Set in a futuristic place in the year 2046, the story is about the mutual relationship between a boy and girl in which the girl (Nagamine Mikaki) is sent on a mission in space to investigate the aliens that have come into contact with humans. As Mikako travels further and further into space, the distance on communication becomes longer and longer. Somehow, this anime reminded me of 5 Centimeters per Second (they both were by the same company but Voices of a Distant Star was released before 5 Centimeters per Second). There really isn't much of a story here to tell, but rather we learn a bit about the character's past as well as their current feelings, emotions and thoughts about each other. The story touches deeply into one's heart, and if you think hard enough, you will come to understand the anime in which the ending will definitely bring you to tears.
The art was relatively limited in detail but for a early 2000s anime, it was astoundingly well illustrated. Even the special effects and the depth of space that the anime brings out is certainly highly detailed to some degree. However, unfairly comparing this to say a sci-fi anime that was released recently, you can say that Voices of a Distant Star definitely lacks the fine detail and texture that anime today have. The characters were pretty generic in presentation, but that was probably intended as to give an "ordinary life" type outlook.
The voice acting was decent for both characters. They both were somewhat melancholy and quite boring to listen to (if you are not into dramatic monologue talk. That said, the anime only did consist of two active characters (you can guess who) and so I guess the production team did not focus on sound as the main selling point of this anime. I think there was not a opening theme song, but there was a rather melancholy ending song to suit the theme. I found that the background music was well selected and was full of emotion that affected viewing experience.
Not much can be said about Mikako and Noboru. The anime only shows the two of them and so throughout the 25 minutes you will be hearing them both thinking and talking to themselves. The anime does spend some time explaining the situation and the character's backgrounds but that is mostly though monologue by the characters themselves.
Overall, the ending did bring some tears to my eyes as it reflected greatly on society today. Simply put, the story is basically about childhood friends that slowly drift apart and stop communication after a while. If you put that into perspective, it is quite sad and tragic.
Simply told and presented. There is some limited action (fight scenes with aliens), but mostly it is all monologue.
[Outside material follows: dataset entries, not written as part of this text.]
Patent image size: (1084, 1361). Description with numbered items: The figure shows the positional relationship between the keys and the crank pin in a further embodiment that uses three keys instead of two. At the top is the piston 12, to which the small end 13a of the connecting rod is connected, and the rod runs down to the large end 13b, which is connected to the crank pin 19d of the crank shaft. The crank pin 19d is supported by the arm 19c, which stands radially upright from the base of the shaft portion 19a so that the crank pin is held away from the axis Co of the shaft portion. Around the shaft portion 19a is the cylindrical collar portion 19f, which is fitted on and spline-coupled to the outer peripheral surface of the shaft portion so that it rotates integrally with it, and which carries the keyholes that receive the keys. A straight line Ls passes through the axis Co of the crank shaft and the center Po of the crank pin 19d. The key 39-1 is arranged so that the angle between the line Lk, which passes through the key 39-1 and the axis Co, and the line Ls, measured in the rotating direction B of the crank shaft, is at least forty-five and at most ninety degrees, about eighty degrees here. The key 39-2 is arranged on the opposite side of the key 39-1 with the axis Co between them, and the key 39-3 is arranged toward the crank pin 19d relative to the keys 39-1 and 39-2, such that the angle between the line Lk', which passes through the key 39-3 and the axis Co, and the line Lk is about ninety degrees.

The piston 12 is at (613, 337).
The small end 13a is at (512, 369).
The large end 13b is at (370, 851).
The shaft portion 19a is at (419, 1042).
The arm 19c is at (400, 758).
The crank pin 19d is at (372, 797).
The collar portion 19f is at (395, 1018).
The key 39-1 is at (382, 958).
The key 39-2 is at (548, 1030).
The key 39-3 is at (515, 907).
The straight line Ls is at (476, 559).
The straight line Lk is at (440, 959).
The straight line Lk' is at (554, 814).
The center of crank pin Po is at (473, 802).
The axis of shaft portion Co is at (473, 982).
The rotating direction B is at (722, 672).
It was well designed and illustrated for a early 2000s anime.
Decent voice acting but with well suited background music to complement appropriate scenes.
You can;t expect much character development in a 25 minute anime, but the story does reveal the situation slowly.
Well, it did make me teary (which is a good sign for these type of anime), if it did not, this would have been a failure for a story that is meant to invoke sadness into the viewers.
It did a quick but effective job in captivating the audience into showing feeling towards the characters portrayed in the anime. It was well done.